Pelajaran dari Singapura: Mutu Tinggi, Tekanan Tinggi
Singapura sering dijadikan rujukan keberhasilan reformasi pendidikan. Kurikulum dirancang kuat, guru direkrut secara selektif dan dilatih dengan serius, komunitas belajar guru (Professional Learning Community / PLC) berjalan terstruktur, serta kebijakan pendidikan relatif konsisten. Semua ini berkontribusi pada capaian akademik yang mengesankan.
Namun, berbagai studi dan laporan juga menunjukkan sisi lain: tingginya rasa takut gagal, budaya kompetitif yang sangat kuat, serta tekanan besar dari ujian-ujian berisiko tinggi seperti PSLE di akhir sekolah dasar. Bagi sebagian siswa, sekolah tidak lagi dipersepsikan sebagai ruang tumbuh, melainkan arena seleksi yang menegangkan.
Pemerintah Singapura sendiri kini mulai melakukan koreksi: menghapus sejumlah ujian, mendorong “joy of learning”, memperkuat pendidikan karakter dan dukungan kesehatan mental. Langkah ini adalah pengakuan implisit bahwa pendidikan yang efektif secara akademik pun dapat menimbulkan biaya psikologis jika dijalankan dengan kultur yang salah.
Bagi Indonesia, pelajaran pentingnya jelas: kita perlu belajar dari keseriusan Singapura mengelola mutu, tetapi tidak serta-merta menyalin budaya tekanannya.

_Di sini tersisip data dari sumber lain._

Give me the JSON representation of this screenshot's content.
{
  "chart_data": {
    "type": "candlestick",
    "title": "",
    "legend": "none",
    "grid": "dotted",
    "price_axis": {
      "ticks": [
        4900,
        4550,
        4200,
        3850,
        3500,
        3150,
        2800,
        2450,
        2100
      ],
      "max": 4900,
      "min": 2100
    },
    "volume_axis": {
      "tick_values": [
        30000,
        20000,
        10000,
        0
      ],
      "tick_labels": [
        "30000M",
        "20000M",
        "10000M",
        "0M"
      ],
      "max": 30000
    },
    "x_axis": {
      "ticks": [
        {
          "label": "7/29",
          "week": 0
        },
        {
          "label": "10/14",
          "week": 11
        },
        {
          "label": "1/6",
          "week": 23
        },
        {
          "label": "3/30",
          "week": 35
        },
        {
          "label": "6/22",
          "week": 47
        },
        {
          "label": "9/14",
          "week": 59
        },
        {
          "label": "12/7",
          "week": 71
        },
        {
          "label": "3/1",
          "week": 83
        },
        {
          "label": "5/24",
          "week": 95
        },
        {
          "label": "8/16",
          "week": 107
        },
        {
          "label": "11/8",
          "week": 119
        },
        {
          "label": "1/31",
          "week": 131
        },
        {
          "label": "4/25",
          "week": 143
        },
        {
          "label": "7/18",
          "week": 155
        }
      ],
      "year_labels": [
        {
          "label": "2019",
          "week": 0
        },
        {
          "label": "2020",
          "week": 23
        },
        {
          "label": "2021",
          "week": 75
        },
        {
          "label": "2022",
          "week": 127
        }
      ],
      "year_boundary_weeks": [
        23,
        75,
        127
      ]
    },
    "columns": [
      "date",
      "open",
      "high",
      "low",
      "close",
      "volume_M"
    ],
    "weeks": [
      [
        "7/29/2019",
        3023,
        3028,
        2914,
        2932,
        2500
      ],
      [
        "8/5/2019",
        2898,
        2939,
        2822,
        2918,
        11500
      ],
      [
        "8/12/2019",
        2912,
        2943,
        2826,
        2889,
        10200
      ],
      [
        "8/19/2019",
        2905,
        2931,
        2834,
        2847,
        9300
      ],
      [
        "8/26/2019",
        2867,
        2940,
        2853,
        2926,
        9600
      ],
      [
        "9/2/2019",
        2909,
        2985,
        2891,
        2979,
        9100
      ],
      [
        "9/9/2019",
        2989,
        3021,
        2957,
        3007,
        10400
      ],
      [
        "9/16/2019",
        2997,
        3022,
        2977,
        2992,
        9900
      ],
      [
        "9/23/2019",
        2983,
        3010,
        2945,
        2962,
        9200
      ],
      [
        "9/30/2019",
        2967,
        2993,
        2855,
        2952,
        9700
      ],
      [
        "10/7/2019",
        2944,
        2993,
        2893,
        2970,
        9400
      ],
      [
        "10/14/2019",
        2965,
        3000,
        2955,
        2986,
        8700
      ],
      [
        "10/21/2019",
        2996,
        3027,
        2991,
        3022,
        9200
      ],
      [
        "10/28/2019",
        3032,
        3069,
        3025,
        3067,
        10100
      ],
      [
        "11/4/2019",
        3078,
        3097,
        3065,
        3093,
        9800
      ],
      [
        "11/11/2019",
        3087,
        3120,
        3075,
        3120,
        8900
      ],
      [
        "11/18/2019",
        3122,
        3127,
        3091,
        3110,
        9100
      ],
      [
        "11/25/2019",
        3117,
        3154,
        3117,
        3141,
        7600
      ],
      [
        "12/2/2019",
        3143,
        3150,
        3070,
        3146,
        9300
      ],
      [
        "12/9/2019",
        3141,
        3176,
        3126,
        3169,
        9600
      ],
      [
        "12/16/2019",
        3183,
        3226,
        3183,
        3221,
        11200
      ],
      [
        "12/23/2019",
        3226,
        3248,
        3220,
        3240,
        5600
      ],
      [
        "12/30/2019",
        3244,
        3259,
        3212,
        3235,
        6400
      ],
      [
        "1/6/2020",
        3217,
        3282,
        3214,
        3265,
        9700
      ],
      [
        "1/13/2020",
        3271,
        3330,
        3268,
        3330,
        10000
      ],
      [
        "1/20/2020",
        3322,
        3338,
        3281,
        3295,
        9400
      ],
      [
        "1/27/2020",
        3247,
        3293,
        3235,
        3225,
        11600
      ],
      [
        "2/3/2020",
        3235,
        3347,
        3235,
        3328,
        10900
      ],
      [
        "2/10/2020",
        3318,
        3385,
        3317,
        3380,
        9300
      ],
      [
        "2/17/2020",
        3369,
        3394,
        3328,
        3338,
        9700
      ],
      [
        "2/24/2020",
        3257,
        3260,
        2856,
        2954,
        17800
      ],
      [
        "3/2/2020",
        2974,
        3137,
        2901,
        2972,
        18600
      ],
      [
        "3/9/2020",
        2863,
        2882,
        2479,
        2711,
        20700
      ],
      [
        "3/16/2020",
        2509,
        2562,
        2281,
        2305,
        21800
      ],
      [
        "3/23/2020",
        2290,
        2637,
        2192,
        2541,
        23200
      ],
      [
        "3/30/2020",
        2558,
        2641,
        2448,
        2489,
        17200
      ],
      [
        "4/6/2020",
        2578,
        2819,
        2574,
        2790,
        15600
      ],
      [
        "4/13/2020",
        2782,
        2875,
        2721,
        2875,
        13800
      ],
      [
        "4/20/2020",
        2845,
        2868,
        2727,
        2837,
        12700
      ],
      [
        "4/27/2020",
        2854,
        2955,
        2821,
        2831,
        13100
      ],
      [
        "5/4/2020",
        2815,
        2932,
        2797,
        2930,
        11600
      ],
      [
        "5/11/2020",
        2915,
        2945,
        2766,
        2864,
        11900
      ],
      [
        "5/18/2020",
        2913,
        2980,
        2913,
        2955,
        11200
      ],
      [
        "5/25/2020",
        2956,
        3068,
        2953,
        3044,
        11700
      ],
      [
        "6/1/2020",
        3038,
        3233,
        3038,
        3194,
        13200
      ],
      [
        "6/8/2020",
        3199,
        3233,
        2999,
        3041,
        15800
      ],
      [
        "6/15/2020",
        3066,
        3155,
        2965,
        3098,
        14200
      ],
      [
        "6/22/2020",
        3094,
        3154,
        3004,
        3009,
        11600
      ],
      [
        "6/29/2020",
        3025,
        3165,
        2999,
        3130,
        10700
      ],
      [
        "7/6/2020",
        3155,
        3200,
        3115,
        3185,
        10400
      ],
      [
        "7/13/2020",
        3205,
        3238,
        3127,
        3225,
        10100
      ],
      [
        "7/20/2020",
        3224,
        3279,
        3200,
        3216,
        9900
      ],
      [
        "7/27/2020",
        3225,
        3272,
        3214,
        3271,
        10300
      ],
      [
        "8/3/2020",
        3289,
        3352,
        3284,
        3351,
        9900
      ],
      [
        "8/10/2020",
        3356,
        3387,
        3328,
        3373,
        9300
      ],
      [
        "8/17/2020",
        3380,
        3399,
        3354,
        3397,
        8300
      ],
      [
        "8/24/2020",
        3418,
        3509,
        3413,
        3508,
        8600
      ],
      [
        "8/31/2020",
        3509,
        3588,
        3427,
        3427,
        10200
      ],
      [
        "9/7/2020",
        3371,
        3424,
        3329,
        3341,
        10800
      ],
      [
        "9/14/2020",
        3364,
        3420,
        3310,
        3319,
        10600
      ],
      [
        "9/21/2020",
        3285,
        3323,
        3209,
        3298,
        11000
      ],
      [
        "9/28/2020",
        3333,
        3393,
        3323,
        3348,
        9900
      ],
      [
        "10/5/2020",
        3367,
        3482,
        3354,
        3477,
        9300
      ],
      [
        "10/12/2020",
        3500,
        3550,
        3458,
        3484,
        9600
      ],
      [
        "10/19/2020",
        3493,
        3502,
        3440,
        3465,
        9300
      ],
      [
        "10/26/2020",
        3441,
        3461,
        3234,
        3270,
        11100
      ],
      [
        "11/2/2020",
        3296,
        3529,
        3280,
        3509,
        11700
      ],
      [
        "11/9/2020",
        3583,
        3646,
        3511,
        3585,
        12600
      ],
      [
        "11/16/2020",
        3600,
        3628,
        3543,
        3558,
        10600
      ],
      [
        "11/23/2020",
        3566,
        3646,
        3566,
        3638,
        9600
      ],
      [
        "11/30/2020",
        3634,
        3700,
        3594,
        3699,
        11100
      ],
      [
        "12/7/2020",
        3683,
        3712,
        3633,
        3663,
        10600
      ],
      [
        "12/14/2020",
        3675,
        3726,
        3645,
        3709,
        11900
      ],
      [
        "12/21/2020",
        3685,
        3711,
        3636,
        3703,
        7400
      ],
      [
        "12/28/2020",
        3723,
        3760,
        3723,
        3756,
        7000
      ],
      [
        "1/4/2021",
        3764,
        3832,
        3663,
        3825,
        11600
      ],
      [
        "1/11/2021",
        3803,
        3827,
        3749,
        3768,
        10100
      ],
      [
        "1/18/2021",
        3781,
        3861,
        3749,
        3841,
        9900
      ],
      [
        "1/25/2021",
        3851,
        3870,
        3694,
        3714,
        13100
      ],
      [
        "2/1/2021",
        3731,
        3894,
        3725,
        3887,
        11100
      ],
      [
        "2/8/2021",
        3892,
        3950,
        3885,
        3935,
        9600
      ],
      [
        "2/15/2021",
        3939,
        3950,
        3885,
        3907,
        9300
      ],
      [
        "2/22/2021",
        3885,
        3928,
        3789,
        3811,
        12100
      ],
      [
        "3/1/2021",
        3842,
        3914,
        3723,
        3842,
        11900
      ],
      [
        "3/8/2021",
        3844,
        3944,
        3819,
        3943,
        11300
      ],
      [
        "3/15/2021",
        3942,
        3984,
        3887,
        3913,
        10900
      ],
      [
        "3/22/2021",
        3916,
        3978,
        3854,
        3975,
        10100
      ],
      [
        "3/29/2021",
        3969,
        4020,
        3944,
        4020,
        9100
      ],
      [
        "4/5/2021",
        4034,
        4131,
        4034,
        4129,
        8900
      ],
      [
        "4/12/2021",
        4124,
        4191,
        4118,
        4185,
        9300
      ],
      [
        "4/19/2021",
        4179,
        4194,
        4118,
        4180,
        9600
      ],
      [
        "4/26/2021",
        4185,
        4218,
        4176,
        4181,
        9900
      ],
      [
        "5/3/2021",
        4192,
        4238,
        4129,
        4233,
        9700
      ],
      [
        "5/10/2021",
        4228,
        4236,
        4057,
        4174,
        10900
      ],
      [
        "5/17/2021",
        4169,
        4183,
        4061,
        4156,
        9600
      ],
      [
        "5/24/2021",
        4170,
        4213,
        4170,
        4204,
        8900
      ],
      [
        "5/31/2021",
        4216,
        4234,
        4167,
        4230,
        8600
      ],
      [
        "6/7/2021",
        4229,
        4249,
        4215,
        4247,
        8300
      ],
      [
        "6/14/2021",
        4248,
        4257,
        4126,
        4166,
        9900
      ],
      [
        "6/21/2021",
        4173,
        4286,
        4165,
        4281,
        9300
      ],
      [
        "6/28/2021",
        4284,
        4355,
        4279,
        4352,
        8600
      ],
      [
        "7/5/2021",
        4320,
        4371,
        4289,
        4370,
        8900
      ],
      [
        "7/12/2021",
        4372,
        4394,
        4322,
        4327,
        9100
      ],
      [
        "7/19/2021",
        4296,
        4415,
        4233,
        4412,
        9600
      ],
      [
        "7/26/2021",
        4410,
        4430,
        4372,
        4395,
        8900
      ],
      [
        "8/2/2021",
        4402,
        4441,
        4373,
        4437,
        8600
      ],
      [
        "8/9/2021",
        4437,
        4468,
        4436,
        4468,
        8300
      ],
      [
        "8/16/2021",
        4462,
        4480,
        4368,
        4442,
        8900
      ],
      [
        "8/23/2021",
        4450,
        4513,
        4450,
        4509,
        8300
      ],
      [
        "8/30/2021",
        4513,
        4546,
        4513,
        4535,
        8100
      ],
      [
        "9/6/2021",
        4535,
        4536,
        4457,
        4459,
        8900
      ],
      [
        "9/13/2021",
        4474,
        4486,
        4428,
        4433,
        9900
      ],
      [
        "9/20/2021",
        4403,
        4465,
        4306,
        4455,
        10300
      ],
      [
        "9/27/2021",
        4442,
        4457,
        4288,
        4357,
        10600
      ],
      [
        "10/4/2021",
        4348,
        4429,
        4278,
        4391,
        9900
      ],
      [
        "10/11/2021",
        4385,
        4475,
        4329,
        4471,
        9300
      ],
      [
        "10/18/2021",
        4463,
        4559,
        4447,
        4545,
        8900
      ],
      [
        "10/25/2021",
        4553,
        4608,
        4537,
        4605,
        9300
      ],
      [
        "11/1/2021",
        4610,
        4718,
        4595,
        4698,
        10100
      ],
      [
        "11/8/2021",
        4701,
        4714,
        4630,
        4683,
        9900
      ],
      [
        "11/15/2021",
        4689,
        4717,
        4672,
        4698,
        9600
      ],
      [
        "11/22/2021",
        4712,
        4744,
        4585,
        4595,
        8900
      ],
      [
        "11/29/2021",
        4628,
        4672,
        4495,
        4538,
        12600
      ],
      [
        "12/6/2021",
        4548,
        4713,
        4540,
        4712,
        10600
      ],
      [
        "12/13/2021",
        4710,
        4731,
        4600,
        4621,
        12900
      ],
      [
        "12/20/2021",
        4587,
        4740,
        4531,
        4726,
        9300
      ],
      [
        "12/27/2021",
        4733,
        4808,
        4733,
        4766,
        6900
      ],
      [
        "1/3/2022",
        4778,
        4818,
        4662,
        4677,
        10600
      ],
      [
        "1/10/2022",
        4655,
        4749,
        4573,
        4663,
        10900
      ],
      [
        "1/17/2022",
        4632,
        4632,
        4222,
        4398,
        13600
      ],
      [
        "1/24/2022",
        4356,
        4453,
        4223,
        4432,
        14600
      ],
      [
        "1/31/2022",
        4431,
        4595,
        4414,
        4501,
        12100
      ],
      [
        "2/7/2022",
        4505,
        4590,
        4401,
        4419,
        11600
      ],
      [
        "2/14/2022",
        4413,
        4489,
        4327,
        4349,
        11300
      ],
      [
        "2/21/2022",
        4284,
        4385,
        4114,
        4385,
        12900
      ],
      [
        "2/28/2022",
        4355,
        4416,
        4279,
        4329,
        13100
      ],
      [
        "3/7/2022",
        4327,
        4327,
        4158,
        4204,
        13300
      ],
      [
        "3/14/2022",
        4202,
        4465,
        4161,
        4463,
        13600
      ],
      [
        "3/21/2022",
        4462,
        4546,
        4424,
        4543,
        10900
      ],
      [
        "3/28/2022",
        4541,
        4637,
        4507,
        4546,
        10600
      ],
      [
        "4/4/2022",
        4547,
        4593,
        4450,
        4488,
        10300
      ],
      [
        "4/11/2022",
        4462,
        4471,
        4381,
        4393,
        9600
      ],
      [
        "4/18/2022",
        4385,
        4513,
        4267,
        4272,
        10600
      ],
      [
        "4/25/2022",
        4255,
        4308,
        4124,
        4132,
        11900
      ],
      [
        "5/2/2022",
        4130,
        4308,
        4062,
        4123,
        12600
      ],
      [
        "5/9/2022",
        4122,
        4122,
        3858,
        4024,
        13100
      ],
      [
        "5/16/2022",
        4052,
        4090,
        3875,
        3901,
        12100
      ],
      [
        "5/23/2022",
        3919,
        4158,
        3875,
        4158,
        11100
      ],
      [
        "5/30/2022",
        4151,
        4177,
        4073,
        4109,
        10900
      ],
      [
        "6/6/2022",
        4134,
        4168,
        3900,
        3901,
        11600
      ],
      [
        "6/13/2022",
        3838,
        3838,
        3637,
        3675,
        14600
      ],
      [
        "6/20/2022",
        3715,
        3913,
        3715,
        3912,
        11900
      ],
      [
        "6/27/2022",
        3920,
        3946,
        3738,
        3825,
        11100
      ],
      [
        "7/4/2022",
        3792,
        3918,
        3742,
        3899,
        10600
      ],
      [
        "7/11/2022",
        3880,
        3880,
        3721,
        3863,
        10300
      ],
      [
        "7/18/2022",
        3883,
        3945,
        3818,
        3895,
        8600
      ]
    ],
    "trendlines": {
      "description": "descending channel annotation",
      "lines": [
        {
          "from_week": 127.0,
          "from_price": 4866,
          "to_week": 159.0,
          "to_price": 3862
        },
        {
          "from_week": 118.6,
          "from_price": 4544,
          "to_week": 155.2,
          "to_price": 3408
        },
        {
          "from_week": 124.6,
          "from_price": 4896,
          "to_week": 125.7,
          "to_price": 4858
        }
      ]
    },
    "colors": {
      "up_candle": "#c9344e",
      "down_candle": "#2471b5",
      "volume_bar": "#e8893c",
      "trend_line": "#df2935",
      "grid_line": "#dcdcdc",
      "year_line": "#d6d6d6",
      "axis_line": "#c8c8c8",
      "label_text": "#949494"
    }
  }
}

Pendekatan Pedagogi: Cara Kita Memperlakukan Belajar
Pendekatan pedagogi dapat dipahami sebagai cara pandang guru dan sekolah ketika merancang proses belajar: bagaimana mengajar, memposisikan siswa, serta merancang tugas dan penilaian. Di banyak kelas Indonesia, praktik yang dominan masih teacher-centred: guru menjelaskan, siswa mencatat dan mengerjakan latihan soal, dengan orientasi utama pada nilai rapor dan kelulusan ujian.
Padahal, dunia pendidikan bergerak menuju pembelajaran yang lebih berpusat pada siswa, kontekstual, dan mendorong berpikir tingkat tinggi. Penelitian internasional menekankan pentingnya sosok guru yang warm demander: guru yang memiliki standar akademik tinggi, namun sekaligus hangat, suportif, dan memberi ruang bagi siswa untuk belajar dari kesalahan.
Dengan kata lain, cara kita mengajar—pendekatan pedagogi—akan menentukan apakah tekanan akademik menjadi tantangan yang menumbuhkan, atau justru berubah menjadi sumber kecemasan yang melumpuhkan.
Ki Hajar Dewantara: Fondasi Lokal Pendidikan yang Memanusiakan
Indonesia sebenarnya memiliki fondasi filosofis yang sangat kaya melalui pemikiran Ki Hajar Dewantara.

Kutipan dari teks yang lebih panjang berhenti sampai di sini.